Sunday, October 18, 2015

The Least Justifiable Tax

Perhaps the least understandable as well as least justifiable tax is the estate tax.  This is sometimes referred to as the death tax.

First, the company or corporation must pay taxes.  Then, if I understand correctly, the owner(s) must pay taxes on their personal income.  As if that isn't enough of a double whammy, that greedy gut vacuum called Congress just must get it's mitts on a death tax.  Holy smokes, folks, is there no end to this?  This morning on This Week, Bernie Sanders was spouting off about more estate taxes.

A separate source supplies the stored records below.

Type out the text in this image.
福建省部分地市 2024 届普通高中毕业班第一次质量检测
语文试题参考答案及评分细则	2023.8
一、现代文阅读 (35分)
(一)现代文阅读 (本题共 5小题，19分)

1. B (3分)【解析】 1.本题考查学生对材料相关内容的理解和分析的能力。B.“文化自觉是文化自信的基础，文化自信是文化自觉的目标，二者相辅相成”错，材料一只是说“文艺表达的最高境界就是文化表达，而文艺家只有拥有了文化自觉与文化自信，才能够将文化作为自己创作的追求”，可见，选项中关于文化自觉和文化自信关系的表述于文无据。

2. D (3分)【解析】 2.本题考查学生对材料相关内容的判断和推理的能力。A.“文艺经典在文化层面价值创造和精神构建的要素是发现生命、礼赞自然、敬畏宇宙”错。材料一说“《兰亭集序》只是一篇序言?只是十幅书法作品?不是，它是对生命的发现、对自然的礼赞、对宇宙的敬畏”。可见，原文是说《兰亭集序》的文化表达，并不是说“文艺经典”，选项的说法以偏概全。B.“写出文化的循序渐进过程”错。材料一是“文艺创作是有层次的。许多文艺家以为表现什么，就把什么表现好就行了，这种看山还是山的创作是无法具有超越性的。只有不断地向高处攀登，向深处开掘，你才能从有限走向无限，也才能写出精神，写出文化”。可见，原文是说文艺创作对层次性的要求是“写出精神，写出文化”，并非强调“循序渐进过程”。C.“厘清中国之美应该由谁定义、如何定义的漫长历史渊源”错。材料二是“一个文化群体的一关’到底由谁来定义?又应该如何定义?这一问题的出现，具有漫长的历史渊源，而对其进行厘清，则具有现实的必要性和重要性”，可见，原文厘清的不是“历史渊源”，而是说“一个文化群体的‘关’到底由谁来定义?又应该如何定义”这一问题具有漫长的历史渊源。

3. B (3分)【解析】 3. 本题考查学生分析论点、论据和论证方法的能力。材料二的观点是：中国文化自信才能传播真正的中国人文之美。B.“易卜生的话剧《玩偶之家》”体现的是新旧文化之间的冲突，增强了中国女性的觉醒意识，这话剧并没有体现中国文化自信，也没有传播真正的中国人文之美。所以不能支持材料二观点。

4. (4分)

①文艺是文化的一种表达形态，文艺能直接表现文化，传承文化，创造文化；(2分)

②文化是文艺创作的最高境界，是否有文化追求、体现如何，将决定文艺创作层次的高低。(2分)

Let me refresh your memory.  I am not a wealthy individual.  Neurotic fantasies aside and the occasional Powerball ticket-- I have no real expectations of having to pay a death tax or to leave enough so my children or grandchildren would happen to have such an obligation.  This is pure, vindictive taxation.  It's like saying, how dare these individuals accumulate so much and not expect us to take one more swipe at it.  One could almost hear the anger in Sander's voice as he referred to the rich passing the wealth to their heirs.  I suggest you might want to watch a recording of the show on NBC's web site.

I am all for the rich paying their fair share of taxes with no access to loopholes.  But, really folks, the operative words are fair share and no loopholes.  It isn't any more moral to gouge the rich than to gouge the wage earners or consumers.

One of the things Sanders wants to do with the "extra" money is to provide free public college for all.  Laudable an idea as this is, the timing is piss poor, as the crude expression goes.  Such luxuries should definitely wait until our budget is balanced; our debts are paid.  Have Democrats totally lost their minds?  This is as unreasonable in one direction as the Tea Party extremes in the other direction.

 The good Lord forbid that I might actually vote for more Republicans next election.  I would like to see a little reality orienting among the candidates of my own party.

We need realistic taxes, realistic expenditures and cutting  --  not increasing  --  of waste in programs.  We don't have enough income from taxation to support the social programs we already have, much less for adding new ones.